In JP Morgan Securities v Ktorza  UKEAT 0311-16-1105 the Employment Appeal Tribunal (EAT) considered whether there was a requirement for an employer to establish that an employee’s conduct was culpable when determining whether the reason for a dismissal was conduct.
Mr Ktorza was a senior employee who worked on JP Morgan’s foreign exchange desk. He carried out an activity called “short-filling” (i.e., only partially carrying out) trades for clients, allegedly in contravention of JP Morgan’s specific instructions not to do so. He was dismissed and contended that his dismissal was unfair as he had not been aware of the instruction not to short-fill, which had only recently been introduced. His claim for unfair dismissal was upheld by the Employment Tribunal. JP Morgan appealed.

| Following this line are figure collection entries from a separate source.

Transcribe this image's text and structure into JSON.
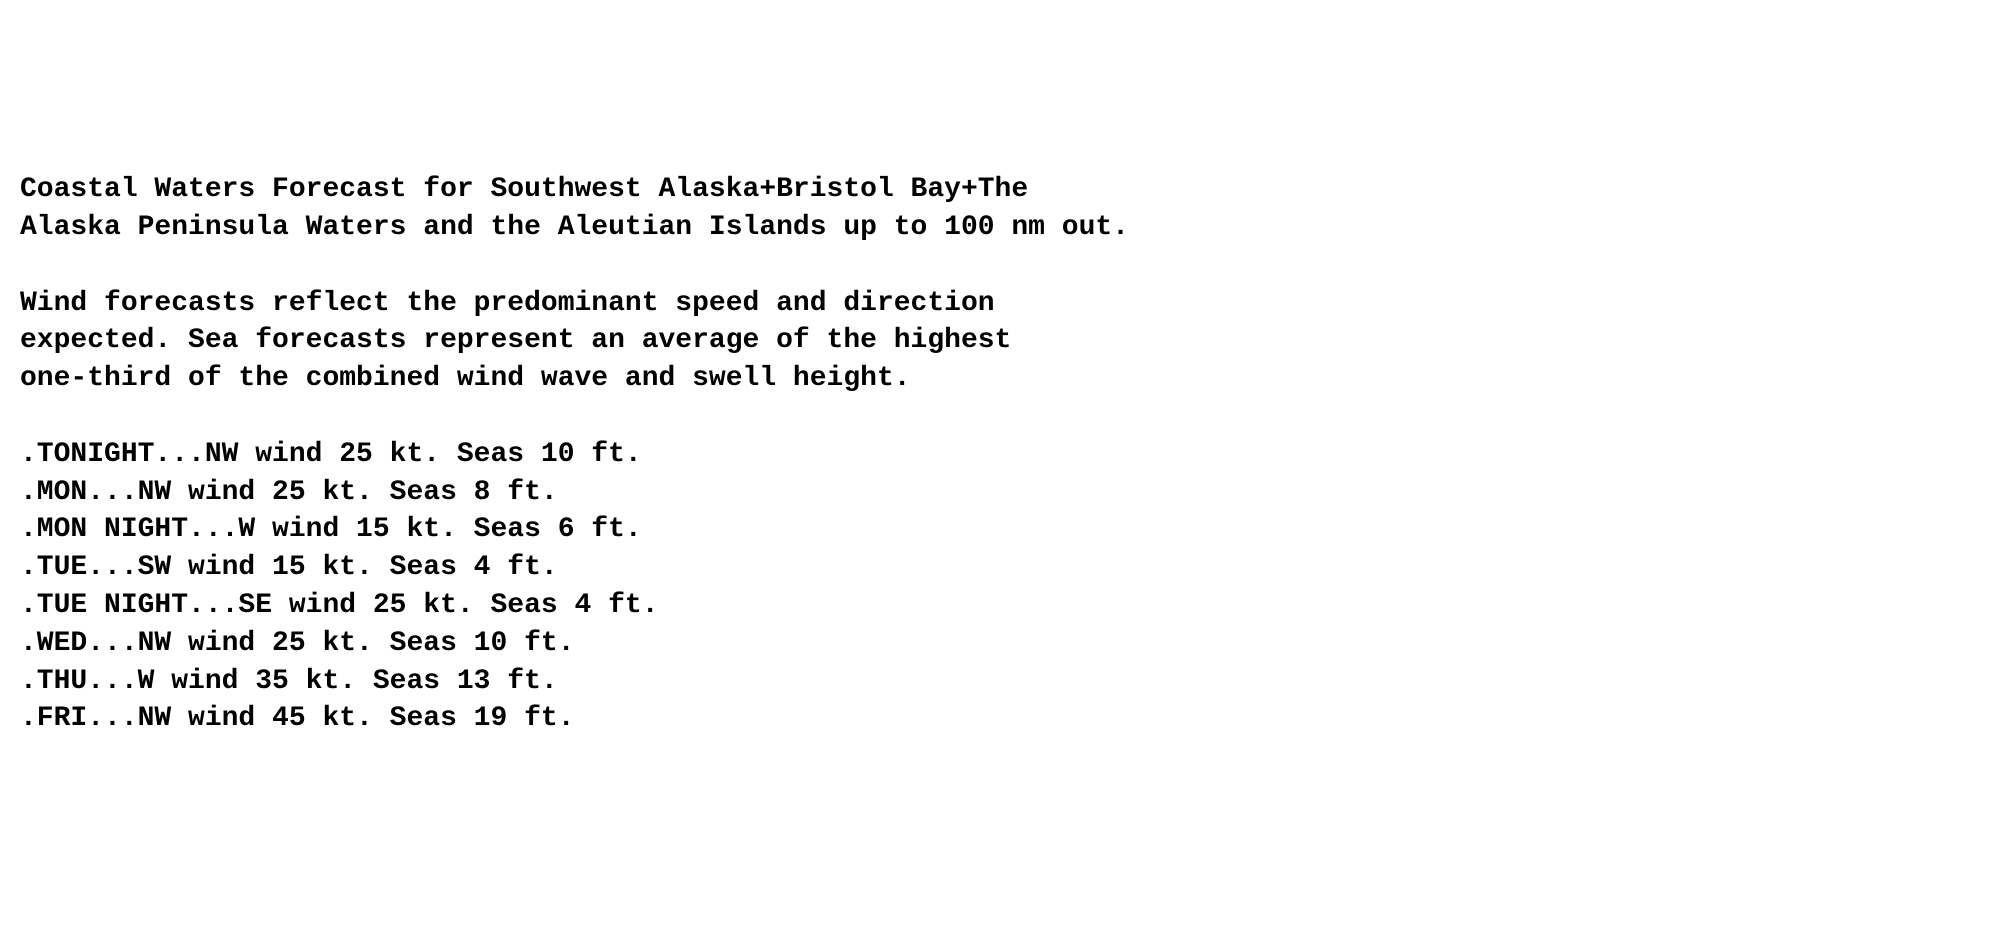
{
  "header": {
    "line1": "Coastal Waters Forecast for Southwest Alaska+Bristol Bay+The",
    "line2": "Alaska Peninsula Waters and the Aleutian Islands up to 100 nm out."
  },
  "description": {
    "line1": "Wind forecasts reflect the predominant speed and direction",
    "line2": "expected. Sea forecasts represent an average of the highest",
    "line3": "one-third of the combined wind wave and swell height."
  },
  "forecast": {
    "periods": [
      {
        "label": "TONIGHT",
        "wind_dir": "NW",
        "wind_speed_kt": 25,
        "seas_ft": 10,
        "text": ".TONIGHT...NW wind 25 kt. Seas 10 ft."
      },
      {
        "label": "MON",
        "wind_dir": "NW",
        "wind_speed_kt": 25,
        "seas_ft": 8,
        "text": ".MON...NW wind 25 kt. Seas 8 ft."
      },
      {
        "label": "MON NIGHT",
        "wind_dir": "W",
        "wind_speed_kt": 15,
        "seas_ft": 6,
        "text": ".MON NIGHT...W wind 15 kt. Seas 6 ft."
      },
      {
        "label": "TUE",
        "wind_dir": "SW",
        "wind_speed_kt": 15,
        "seas_ft": 4,
        "text": ".TUE...SW wind 15 kt. Seas 4 ft."
      },
      {
        "label": "TUE NIGHT",
        "wind_dir": "SE",
        "wind_speed_kt": 25,
        "seas_ft": 4,
        "text": ".TUE NIGHT...SE wind 25 kt. Seas 4 ft."
      },
      {
        "label": "WED",
        "wind_dir": "NW",
        "wind_speed_kt": 25,
        "seas_ft": 10,
        "text": ".WED...NW wind 25 kt. Seas 10 ft."
      },
      {
        "label": "THU",
        "wind_dir": "W",
        "wind_speed_kt": 35,
        "seas_ft": 13,
        "text": ".THU...W wind 35 kt. Seas 13 ft."
      },
      {
        "label": "FRI",
        "wind_dir": "NW",
        "wind_speed_kt": 45,
        "seas_ft": 19,
        "text": ".FRI...NW wind 45 kt. Seas 19 ft."
      }
    ]
  },
  "style": {
    "font_family": "Courier New, monospace",
    "font_size_pt": 21,
    "font_weight": "bold",
    "text_color": "#000000",
    "background_color": "#ffffff",
    "line_height": 1.35
  }
}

The EAT allowed the appeal. It highlighted that in unfair dismissal cases, it was for the employer to establish that the reason for dismissal was one of the five potentially fair reasons prescribed by law (which include conduct). When considering the reason for the dismissal, the Employment Tribunal had been wrong to find that the employer was required to establish that the employee’s conduct was culpable and that the employee must have been aware that their conduct was culpable; the EAT confirmed that there were no such requirements. The EAT further clarified that once the reason for the dismissal has been established, it is then for the Employment Tribunal to decide whether the employer acted reasonably in treating the reason as sufficient for dismissal, taking into account all of the circumstances of the case (which could include the employee’s culpability). The EAT remitted the case to a freshly constituted Employment Tribunal to consider.